The righteous indignation expressed in the Senate Republicans' HSGAC report comes with a massive side order of irony, though. For the past several years, these same Senators have endorsed and are actively working to enact a bill that would—you guessed it—institutionalize the exact same kind of White House interference in independent agency regulatory decision-making that they now find so inimical to their delicate sensibilities. The current version, S. 1607 or the Independent Agency Regulatory Analysis Act, would send a strong signal to future presidents to be less squeamish about extending White House supervision to independent agencies by explicitly authorizing them to issue an executive order that imposes a system of centralized regulatory review similar to that imposed by Executive Order 12866 and 13563. (Fun fact: The CPR Member Scholar letter referenced above was written in response to this ill-advised bill.)
In October of 2015, the Senate HSGAC approved the Independent Agencies Regulatory Analysis Act largely along party lines. The path forward for the bill remains unclear at this point, but it is rumored to have been included in a package of antiregulatory legislation that is being championed by a so-called Regulatory Reform Working Group. Fortunately, more recent rumors hold that any momentum behind the legislation has all but fizzled.

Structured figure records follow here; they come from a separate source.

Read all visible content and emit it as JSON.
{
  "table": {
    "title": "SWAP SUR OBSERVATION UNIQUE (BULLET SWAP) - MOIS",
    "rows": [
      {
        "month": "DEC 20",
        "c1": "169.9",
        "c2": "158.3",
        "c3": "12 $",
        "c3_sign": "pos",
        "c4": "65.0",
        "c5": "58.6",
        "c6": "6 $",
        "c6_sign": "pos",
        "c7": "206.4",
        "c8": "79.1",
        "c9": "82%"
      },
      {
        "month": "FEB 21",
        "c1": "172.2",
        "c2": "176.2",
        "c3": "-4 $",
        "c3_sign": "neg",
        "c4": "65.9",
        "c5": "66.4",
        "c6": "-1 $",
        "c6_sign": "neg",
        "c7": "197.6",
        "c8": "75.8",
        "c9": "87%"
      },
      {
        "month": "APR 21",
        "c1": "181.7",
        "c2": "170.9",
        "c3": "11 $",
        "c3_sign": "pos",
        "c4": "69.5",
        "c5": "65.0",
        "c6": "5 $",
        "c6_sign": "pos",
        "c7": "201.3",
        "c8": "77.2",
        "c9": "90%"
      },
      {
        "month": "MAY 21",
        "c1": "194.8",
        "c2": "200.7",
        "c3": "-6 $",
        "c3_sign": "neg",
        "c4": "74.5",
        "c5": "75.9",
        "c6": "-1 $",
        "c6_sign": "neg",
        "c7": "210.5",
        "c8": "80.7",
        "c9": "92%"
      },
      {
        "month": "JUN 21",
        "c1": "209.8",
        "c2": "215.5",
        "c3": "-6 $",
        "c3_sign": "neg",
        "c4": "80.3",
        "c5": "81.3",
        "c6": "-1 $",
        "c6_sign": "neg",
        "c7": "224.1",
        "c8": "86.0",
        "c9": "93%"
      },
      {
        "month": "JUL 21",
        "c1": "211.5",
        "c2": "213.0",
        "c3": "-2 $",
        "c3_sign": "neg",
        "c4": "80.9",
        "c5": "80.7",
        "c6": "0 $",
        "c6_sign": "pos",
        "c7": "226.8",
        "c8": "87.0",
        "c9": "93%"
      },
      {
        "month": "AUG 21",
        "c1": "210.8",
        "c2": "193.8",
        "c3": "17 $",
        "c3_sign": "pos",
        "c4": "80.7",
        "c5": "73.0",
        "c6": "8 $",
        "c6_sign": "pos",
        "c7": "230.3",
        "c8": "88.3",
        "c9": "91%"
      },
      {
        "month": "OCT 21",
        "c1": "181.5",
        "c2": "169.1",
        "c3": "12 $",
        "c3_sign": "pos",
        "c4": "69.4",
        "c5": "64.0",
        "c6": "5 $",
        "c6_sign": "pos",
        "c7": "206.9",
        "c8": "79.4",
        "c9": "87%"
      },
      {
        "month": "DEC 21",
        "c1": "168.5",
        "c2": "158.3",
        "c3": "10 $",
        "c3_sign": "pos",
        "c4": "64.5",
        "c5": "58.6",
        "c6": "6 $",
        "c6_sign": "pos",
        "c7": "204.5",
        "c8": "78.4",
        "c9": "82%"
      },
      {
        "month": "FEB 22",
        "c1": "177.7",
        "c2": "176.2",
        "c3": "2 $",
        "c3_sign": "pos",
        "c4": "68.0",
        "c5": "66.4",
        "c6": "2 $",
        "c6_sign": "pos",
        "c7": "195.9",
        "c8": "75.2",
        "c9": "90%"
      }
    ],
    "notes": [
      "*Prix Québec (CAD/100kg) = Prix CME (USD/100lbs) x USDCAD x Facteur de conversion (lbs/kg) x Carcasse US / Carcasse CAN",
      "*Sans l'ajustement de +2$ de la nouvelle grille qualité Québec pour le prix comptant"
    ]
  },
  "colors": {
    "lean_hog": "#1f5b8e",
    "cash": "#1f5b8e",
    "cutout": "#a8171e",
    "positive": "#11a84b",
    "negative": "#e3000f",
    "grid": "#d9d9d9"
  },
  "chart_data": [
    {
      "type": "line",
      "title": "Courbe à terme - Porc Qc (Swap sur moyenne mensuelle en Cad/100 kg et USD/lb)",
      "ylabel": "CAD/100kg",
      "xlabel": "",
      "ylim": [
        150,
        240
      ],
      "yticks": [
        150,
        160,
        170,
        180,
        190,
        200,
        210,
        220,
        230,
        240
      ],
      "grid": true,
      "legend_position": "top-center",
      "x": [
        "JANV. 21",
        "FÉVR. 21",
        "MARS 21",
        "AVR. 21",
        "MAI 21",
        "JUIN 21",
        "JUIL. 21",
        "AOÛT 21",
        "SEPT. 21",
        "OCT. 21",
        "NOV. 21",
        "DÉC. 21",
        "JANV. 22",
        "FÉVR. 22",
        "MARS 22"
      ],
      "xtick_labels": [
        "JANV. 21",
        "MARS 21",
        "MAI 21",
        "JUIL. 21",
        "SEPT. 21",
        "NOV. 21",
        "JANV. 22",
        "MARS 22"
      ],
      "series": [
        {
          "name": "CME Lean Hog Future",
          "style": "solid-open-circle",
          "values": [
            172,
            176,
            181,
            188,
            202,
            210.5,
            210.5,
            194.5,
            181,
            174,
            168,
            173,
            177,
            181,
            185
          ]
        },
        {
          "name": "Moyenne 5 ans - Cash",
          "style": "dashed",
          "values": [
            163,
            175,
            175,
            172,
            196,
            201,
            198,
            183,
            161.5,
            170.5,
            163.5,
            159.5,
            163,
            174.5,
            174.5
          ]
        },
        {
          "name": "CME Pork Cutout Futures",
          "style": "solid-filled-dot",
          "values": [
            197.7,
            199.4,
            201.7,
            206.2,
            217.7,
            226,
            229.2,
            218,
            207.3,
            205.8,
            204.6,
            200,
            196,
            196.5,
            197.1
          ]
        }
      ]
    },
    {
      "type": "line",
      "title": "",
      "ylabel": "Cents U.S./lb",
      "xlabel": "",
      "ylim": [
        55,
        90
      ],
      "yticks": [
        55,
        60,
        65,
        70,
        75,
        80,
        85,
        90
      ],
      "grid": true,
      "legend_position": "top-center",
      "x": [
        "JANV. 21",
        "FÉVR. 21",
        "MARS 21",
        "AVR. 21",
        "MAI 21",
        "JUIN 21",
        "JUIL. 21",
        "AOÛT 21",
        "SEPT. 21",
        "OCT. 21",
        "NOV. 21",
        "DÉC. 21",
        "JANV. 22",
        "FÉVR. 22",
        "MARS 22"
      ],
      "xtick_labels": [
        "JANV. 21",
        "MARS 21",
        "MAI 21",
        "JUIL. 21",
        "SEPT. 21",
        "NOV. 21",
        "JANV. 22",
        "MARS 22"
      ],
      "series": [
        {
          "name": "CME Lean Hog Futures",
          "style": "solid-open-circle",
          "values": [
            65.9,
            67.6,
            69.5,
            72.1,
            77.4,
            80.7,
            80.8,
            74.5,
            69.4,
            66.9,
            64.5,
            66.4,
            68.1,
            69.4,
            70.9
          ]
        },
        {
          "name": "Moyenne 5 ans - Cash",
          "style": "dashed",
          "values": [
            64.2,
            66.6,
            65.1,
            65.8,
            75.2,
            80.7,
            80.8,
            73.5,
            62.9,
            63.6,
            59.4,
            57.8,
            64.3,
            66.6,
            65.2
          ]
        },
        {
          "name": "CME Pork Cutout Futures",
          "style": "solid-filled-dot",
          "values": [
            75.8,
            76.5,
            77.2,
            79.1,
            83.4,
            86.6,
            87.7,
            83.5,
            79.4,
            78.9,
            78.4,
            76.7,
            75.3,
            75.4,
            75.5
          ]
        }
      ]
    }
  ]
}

It's not clear how the committee's majority leadership squares these apparently contradictory views on the issue of White House interference with independent agencies' regulatory decision-making. The only constant is that on both occasions their stances on procedural niceties, while mutually inconsistent, also happen to align perfectly with their preferred substantive outcomes—namely, their vehement opposition to strong regulatory safeguards that might be too inconvenient to the bottom lines of their corporate benefactors. And in this latest instance, there's the political bonus of getting to rail against President Obama, even though, to be brutally candid, the President and the White House have every right to express their views on an FCC regulation, just like everybody else.
The real lesson to be learned (or re-learned) is that these Senate HSGAC Republicans' pious appeals to process concerns is often little more than convenient cover for promoting their anti-safeguard agenda.